The greater the diversity, the greater the levels of miscommunication. This is because you have more languages and dialects to contend with, and any given person has an upper limit as to how many of these various forms of communication they can master. Exceeding this limit – which is guaranteed to happen if diversity keeps increasing – will cause miscommunication to happen.

Increasing the rates of immigration has the effect of bringing a diverse range of different forms of communication into everyday life, which increases the likelihood of someone misunderstanding someone else. So the greater the levels of immigration, the greater the levels of miscommunication and therefore the lower the levels of trust.

Who benefits from all this destruction of trust? The cheaters. The very same parasite class who entreats the Government to let them import indentured servants instead of paying a fair wage to local workers who are looking for employment. They benefit immensely from the destruction of trust, because an environment of distrust makes the people less able to organise to resist the hoarding of wealth, and this shifts the balance of power in favour of the wealthy.
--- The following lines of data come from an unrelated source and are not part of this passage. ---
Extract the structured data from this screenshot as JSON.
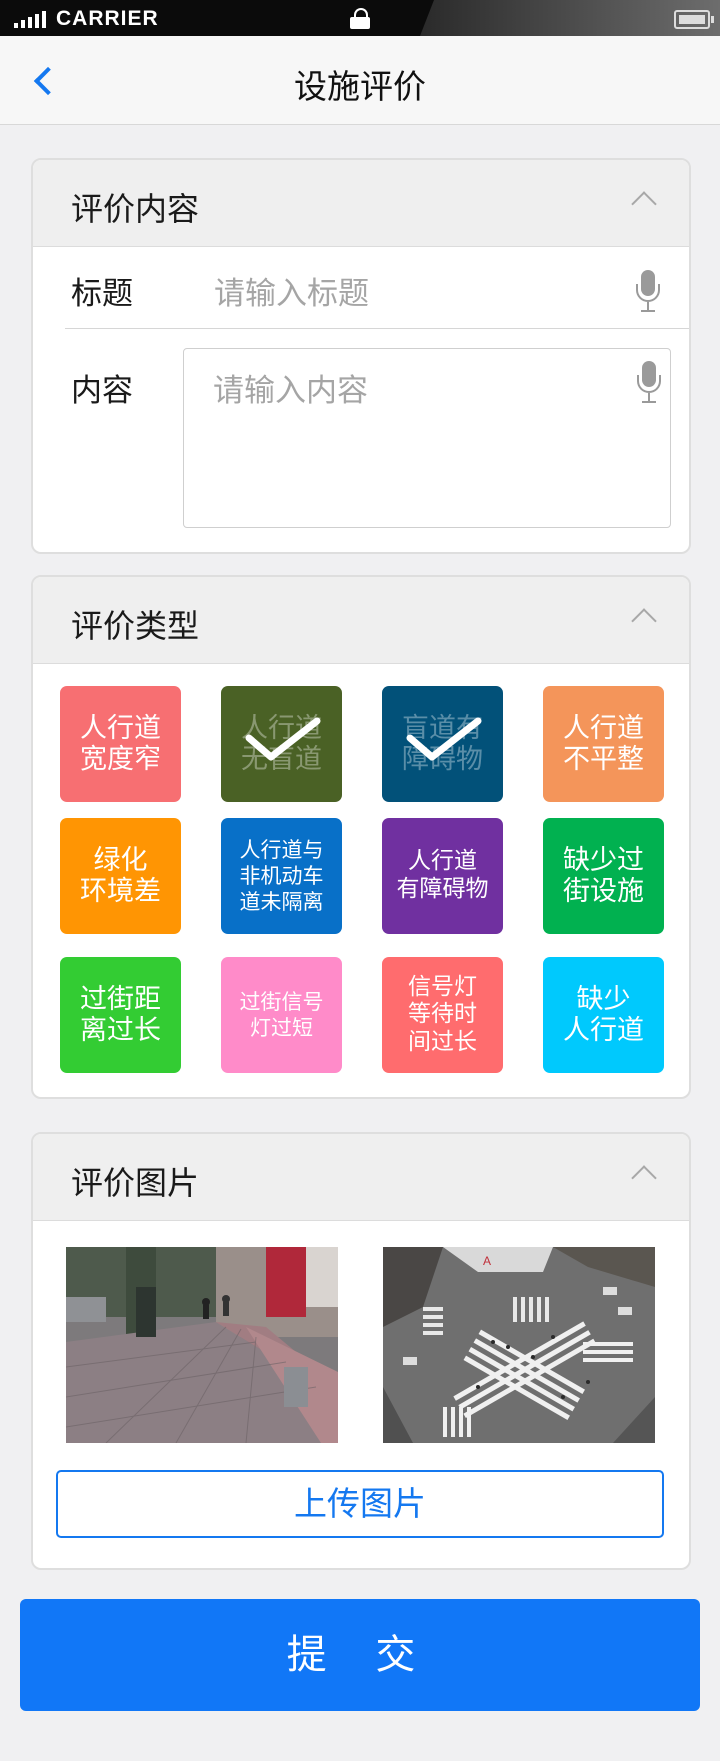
{
  "status_bar": {
    "carrier": "CARRIER"
  },
  "nav": {
    "title": "设施评价"
  },
  "section_content": {
    "header": "评价内容",
    "title_label": "标题",
    "title_placeholder": "请输入标题",
    "content_label": "内容",
    "content_placeholder": "请输入内容"
  },
  "section_type": {
    "header": "评价类型",
    "tiles": [
      {
        "label": "人行道\n宽度窄",
        "color": "#f76f72",
        "selected": false
      },
      {
        "label": "人行道\n无盲道",
        "color": "#4a6125",
        "selected": true
      },
      {
        "label": "盲道有\n障碍物",
        "color": "#025179",
        "selected": true
      },
      {
        "label": "人行道\n不平整",
        "color": "#f4955a",
        "selected": false
      },
      {
        "label": "绿化\n环境差",
        "color": "#ff9503",
        "selected": false
      },
      {
        "label": "人行道与\n非机动车\n道未隔离",
        "color": "#0870c8",
        "selected": false
      },
      {
        "label": "人行道\n有障碍物",
        "color": "#7030a0",
        "selected": false
      },
      {
        "label": "缺少过\n街设施",
        "color": "#01b150",
        "selected": false
      },
      {
        "label": "过街距\n离过长",
        "color": "#33cc33",
        "selected": false
      },
      {
        "label": "过街信号\n灯过短",
        "color": "#ff8bc9",
        "selected": false
      },
      {
        "label": "信号灯\n等待时\n间过长",
        "color": "#ff6c6e",
        "selected": false
      },
      {
        "label": "缺少\n人行道",
        "color": "#00c9fd",
        "selected": false
      }
    ]
  },
  "section_photos": {
    "header": "评价图片",
    "upload_label": "上传图片",
    "photos": [
      "sidewalk-photo",
      "crosswalk-aerial-photo"
    ]
  },
  "submit_label": "提 交"
}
The greatest trick the rich ever pulled on the poor was to convince them to open the net of solidarity so wide that no-one in it has anything in common with each other any more. The circle of trust has been cast so wide that it has fallen apart, and the traditional ways of re-forming bonds of trust have been destroyed or are severely discouraged.

This makes about as much sense as opening your pantry for the neighbourhood rats and mice to come and take their fill, on the grounds that rodents are disadvantaged compared to humans and therefore solidarity with other humans is a form of supremacism.